Consider the following (taken directly from the scikit documentation) that implements a classifier based upon
a 1-NN scheme. In this classifier, we are given a set of obsevations with labels and when we get a new one,
we just find the sample from the training data that is closest to it and mark it as the same label. Simple :-) 

In [4]:
class TemplateClassifier(BaseEstimator, ClassifierMixin):
    """ An example classifier which implements a 1-NN algorithm.
    For more information regarding how to build your own classifier, read more
    in the :ref:`User Guide <user_guide>`.
    Parameters
    ----------
    demo_param : str, default='demo'
        A parameter used for demonstation of how to pass and store paramters.
    Attributes
    ----------
    X_ : ndarray, shape (n_samples, n_features)
        The input passed during :meth:`fit`.
    y_ : ndarray, shape (n_samples,)
        The labels passed during :meth:`fit`.
    classes_ : ndarray, shape (n_classes,)
        The classes seen at :meth:`fit`.
    """
    def __init__(self, demo_param='demo'):
        self.demo_param = demo_param

    def fit(self, X, y):
        """A reference implementation of a fitting function for a classifier.
        Parameters
        ----------
        X : array-like, shape (n_samples, n_features)
            The training input samples.
        y : array-like, shape (n_samples,)
            The target values. An array of int.
        Returns
        -------
        self : object
            Returns self.
        """
        # Check that X and y have correct shape
        X, y = check_X_y(X, y)
        # Store the classes seen during fit
        self.classes_ = unique_labels(y)

        self.X_ = X
        self.y_ = y
        # Return the classifier
        return self

    def predict(self, X):
        """ A reference implementation of a prediction for a classifier.
        Parameters
        ----------
        X : array-like, shape (n_samples, n_features)
            The input samples.
        Returns
        -------
        y : ndarray, shape (n_samples,)
            The label for each sample is the label of the closest sample
            seen during fit.
        """
        # Check is fit had been called
        check_is_fitted(self, ['X_', 'y_'])

        # Input validation
        X = check_array(X)

        closest = np.argmin(euclidean_distances(X, self.X_), axis=1)
        return self.y_[closest]

## Some advice for working in hackathon teams

### General advice

- Aim to make a submission as early as possible (baseline model)
- During the EDA, make sure to output some plots and save them - they will be helpful to build your presentation
- Try to keep a "pipeline" for your code, from the beginning to the end.
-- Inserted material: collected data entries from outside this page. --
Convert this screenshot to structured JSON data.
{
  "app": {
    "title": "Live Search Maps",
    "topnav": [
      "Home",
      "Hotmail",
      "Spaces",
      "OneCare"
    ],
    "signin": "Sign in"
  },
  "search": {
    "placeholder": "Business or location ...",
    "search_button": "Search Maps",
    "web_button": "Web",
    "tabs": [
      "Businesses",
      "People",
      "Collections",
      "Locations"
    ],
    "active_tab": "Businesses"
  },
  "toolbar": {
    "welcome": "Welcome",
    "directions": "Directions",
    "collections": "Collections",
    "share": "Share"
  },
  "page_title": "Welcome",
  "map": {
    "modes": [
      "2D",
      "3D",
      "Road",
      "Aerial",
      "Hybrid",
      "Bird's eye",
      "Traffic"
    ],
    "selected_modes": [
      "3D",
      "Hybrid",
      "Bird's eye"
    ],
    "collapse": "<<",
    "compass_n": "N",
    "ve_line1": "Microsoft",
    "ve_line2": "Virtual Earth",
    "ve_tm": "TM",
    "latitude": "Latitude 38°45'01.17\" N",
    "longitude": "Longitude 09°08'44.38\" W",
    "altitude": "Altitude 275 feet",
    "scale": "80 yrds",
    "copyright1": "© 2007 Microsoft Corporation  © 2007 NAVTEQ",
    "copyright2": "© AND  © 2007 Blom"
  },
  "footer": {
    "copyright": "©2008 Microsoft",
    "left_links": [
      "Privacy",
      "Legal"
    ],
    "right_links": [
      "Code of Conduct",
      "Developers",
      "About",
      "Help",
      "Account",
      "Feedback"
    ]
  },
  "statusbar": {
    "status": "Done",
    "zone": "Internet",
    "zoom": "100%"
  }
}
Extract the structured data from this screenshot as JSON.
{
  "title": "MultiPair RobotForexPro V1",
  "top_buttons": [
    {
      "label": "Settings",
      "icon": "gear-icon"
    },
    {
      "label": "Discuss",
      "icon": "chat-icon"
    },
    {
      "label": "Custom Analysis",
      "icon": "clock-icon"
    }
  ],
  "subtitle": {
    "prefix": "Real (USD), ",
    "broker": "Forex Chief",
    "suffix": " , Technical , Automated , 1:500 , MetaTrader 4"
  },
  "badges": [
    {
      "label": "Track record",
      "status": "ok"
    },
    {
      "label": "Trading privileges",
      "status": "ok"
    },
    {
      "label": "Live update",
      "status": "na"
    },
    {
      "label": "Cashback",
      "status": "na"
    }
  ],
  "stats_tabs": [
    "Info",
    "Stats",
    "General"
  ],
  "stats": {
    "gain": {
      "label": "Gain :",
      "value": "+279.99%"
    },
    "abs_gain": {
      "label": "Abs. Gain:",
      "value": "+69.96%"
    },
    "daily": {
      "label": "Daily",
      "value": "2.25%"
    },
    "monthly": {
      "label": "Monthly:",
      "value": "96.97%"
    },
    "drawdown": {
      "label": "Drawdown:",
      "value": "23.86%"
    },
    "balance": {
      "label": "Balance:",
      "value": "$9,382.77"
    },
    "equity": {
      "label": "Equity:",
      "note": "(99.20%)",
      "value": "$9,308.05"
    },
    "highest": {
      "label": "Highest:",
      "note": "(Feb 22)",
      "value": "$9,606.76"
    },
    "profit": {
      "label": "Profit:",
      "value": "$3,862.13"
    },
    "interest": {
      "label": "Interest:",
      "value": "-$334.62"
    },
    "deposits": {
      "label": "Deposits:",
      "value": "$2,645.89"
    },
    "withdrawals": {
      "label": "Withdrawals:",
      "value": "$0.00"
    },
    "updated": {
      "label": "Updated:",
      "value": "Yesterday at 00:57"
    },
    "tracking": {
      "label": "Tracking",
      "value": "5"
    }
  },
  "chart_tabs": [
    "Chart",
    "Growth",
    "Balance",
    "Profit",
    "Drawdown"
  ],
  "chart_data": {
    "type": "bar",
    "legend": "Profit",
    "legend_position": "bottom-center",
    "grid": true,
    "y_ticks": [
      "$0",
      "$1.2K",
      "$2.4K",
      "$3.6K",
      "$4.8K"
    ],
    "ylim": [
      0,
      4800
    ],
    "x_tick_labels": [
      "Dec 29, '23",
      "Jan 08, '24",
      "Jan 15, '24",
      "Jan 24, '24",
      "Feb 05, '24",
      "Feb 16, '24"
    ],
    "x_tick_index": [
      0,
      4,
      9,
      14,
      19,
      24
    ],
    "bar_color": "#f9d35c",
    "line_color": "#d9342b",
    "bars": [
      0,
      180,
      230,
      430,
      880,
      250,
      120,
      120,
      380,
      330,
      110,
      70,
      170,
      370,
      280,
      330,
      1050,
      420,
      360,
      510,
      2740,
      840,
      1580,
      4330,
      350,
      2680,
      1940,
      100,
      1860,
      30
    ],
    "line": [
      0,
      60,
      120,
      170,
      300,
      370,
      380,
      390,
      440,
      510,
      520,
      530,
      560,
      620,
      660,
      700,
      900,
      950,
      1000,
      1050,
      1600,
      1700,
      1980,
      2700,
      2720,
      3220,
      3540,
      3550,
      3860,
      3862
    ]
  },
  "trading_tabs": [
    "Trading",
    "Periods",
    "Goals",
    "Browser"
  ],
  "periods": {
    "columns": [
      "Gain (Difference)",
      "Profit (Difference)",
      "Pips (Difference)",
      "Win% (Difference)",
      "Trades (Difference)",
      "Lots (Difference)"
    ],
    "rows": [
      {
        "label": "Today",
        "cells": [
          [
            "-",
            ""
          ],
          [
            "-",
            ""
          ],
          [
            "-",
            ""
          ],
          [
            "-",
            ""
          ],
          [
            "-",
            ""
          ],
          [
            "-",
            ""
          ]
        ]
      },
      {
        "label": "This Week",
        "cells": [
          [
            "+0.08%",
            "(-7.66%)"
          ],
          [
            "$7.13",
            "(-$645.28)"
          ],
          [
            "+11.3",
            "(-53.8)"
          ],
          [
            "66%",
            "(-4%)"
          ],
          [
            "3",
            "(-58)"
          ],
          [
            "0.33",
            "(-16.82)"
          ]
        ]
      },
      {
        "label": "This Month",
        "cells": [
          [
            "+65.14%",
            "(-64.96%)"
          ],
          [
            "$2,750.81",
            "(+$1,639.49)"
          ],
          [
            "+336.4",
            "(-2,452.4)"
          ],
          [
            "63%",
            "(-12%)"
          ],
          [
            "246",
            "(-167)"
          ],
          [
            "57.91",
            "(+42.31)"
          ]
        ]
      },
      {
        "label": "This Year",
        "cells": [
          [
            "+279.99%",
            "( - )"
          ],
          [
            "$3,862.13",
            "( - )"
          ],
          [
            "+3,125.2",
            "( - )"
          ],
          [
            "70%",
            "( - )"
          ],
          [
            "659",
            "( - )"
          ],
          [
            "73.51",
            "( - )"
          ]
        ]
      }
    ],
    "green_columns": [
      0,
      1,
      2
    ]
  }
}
Do not rely on successively edit the same DataFrame object, or you might end up unable to re-try to run your code. (I remember we suffered a lot on our first hackaton because of this) (edited) 


### Advice for working in teams

How to split work: should everyone work on their own notebooks? should you keep a single notebook? what is the best strategy?

Our advice is to keep a "main" notebook that everyone has access to. Nominate a "guardian" of such notebook. Work locally on small problems, starting from the "main" notebook  - make sure that everyone on the team knows which problem you are attacking. Once you are happy with the solution, add it to the main notebook and make sure everyone knows it has been updated.

Also, set time deadlines for tasks. For instance ("now, everyone has 40 minutes to explore these variables, and we talk again afterwards to share our findings"). Time goes by fast!

## Wrapping up

Keep this notebook open and reference it regularly, especially when you are doing your first few hackathons. The first few times you get a new dataset and it's 100% up to you to make all decisions about the steps to take
it will be VERY easy to skip important steps which will lead you to have much less fun than you deserve!

For lots of other additional advice on how to organize your code in your notebooks, check out the Examples notebook
that has lots of tips mostly focused around writing well-organized code.